Boclair: Remember the not so well-behaved Titans

Sunday, July 11, 2010 at 10:45pm

This just in: Rome is not burning. The sky is not falling. No aliens have landed in nearby cornfields.

What has happened in recent weeks is that Vince Young got in a fight at a strip club, Chris Simms got caught driving while smoking (exactly what he was smoking has yet to be determined, legally speaking), and Derrick Morgan was cited for speeding.

These things all took place in the shadow of running back Chris Johnson and linebacker Stephen Tulloch publically skipping out on all offseason training activities.

It’s fair to say this has not been the best offseason the franchise has had since it relocated from Houston a little more than a decade ago. But to characterize it as by far the worst — as many have done — is not exactly accurate.

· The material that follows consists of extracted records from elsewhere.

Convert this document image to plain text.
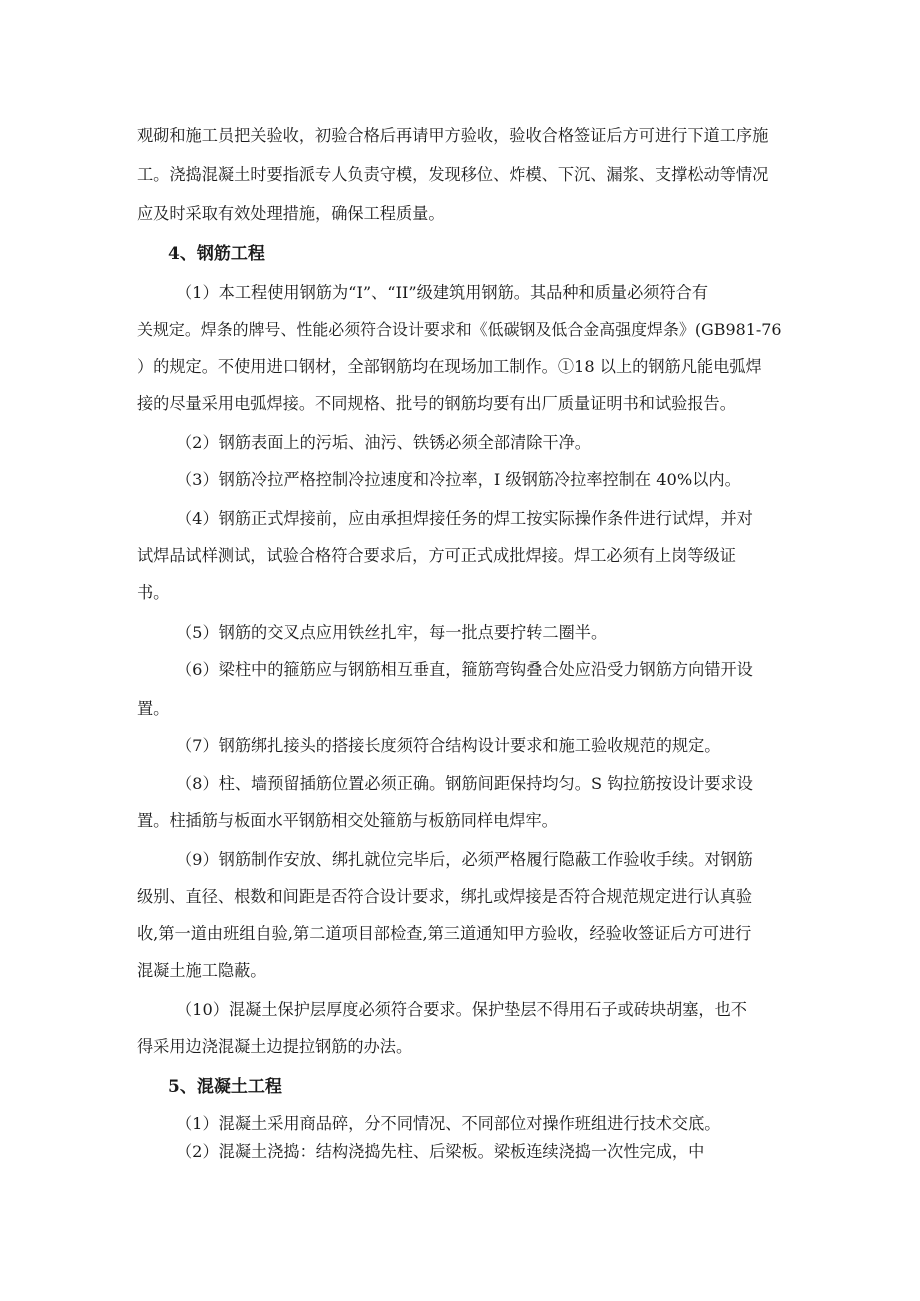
观砌和施工员把关验收，初验合格后再请甲方验收，验收合格签证后方可进行下道工序施

工。浇捣混凝土时要指派专人负责守模，发现移位、炸模、下沉、漏浆、支撑松动等情况

应及时采取有效处理措施，确保工程质量。

4、钢筋工程

（1）本工程使用钢筋为“I”、“II”级建筑用钢筋。其品种和质量必须符合有

关规定。焊条的牌号、性能必须符合设计要求和《低碳钢及低合金高强度焊条》(GB981-76

）的规定。不使用进口钢材，全部钢筋均在现场加工制作。①18 以上的钢筋凡能电弧焊

接的尽量采用电弧焊接。不同规格、批号的钢筋均要有出厂质量证明书和试验报告。

（2）钢筋表面上的污垢、油污、铁锈必须全部清除干净。

（3）钢筋冷拉严格控制冷拉速度和冷拉率，I 级钢筋冷拉率控制在 40%以内。

（4）钢筋正式焊接前，应由承担焊接任务的焊工按实际操作条件进行试焊，并对

试焊品试样测试，试验合格符合要求后，方可正式成批焊接。焊工必须有上岗等级证

书。

（5）钢筋的交叉点应用铁丝扎牢，每一批点要拧转二圈半。

（6）梁柱中的箍筋应与钢筋相互垂直，箍筋弯钩叠合处应沿受力钢筋方向错开设

置。

（7）钢筋绑扎接头的搭接长度须符合结构设计要求和施工验收规范的规定。

（8）柱、墙预留插筋位置必须正确。钢筋间距保持均匀。S 钩拉筋按设计要求设

置。柱插筋与板面水平钢筋相交处箍筋与板筋同样电焊牢。

（9）钢筋制作安放、绑扎就位完毕后，必须严格履行隐蔽工作验收手续。对钢筋

级别、直径、根数和间距是否符合设计要求，绑扎或焊接是否符合规范规定进行认真验

收,第一道由班组自验,第二道项目部检查,第三道通知甲方验收，经验收签证后方可进行

混凝土施工隐蔽。

（10）混凝土保护层厚度必须符合要求。保护垫层不得用石子或砖块胡塞，也不

得采用边浇混凝土边提拉钢筋的办法。

5、混凝土工程

（1）混凝土采用商品碎，分不同情况、不同部位对操作班组进行技术交底。

（2）混凝土浇捣：结构浇捣先柱、后梁板。梁板连续浇捣一次性完成，中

Legal troubles are nothing new to the Titans, and they started even before Pacman Jones was drafted. The same is true for contract issues. In fact, if you go back to the summer of 1997, when the moving trucks first rolled into town, both things were part of the cargo.

Defensive end Kendrick Burton, a fourth-round draft pick out of Alabama the previous year, missed the entire 1997 season because he was suspended by the league. Safety Blaine Bishop missed virtually all of training camp that year because he held out in pursuit of a new contract, which he ultimately got.

Now fast-forward several years. Is the current confluence of jurisprudence worse than the winter of 2005, when tackle Brad Hopkins and cornerback Samari Rolle both were arrested roughly a month apart, each on charges of domestic violence? Heck, the incident that led to Hopkins’ arrest happened in a car as he was driving — sort of a combination of Young’s and Morgan’s recent actions.

Defensive tackle Randy Starks continued the trend with an arrest for domestic violence in 2006 and was suspended by the team for one preseason game.

At the time (keep in mind, Pacman was drafted shortly after the arrests of Hopkins and Rolle), the prevailing sentiment was that an increasing criminal element on the roster was inversely proportional to the number of wins.

The Titans went a combined 17-31 from 2004 through 2006, which was the worst stretch of coach Jeff Fisher’s tenure.

The truth, though, is that even in the best of times, there has been bad.

Tennessee led the NFL in total defense and had a league-best 13-3 record in 2000 but spent that entire season without defensive tackle Josh Evans, who was suspended for violating the NFL’s drug policy. Starting cornerback Denard Walker missed the opener of that season because of a one-game league suspension tied to a domestic violence incident.

Evans’ first suspension for a drug violation came in 1999, the year the Titans went to the Super Bowl. He sat out four games during the regular season but was dominant in the playoffs.

“Things happen all over the league,” Fisher said near the end of the team’s offseason workouts. “The focus unfortunately goes on that. What completely offsets it is the improvement of your football team, the improvement of your young players and the anticipation of the start of the season.

… Despite the fact that there have been a few issues, by and large we have had a lot of good things happen here.”

Enough good things, in fact, that the bad ones tend to be forgotten, which is why this offseason might seem worse than it really is.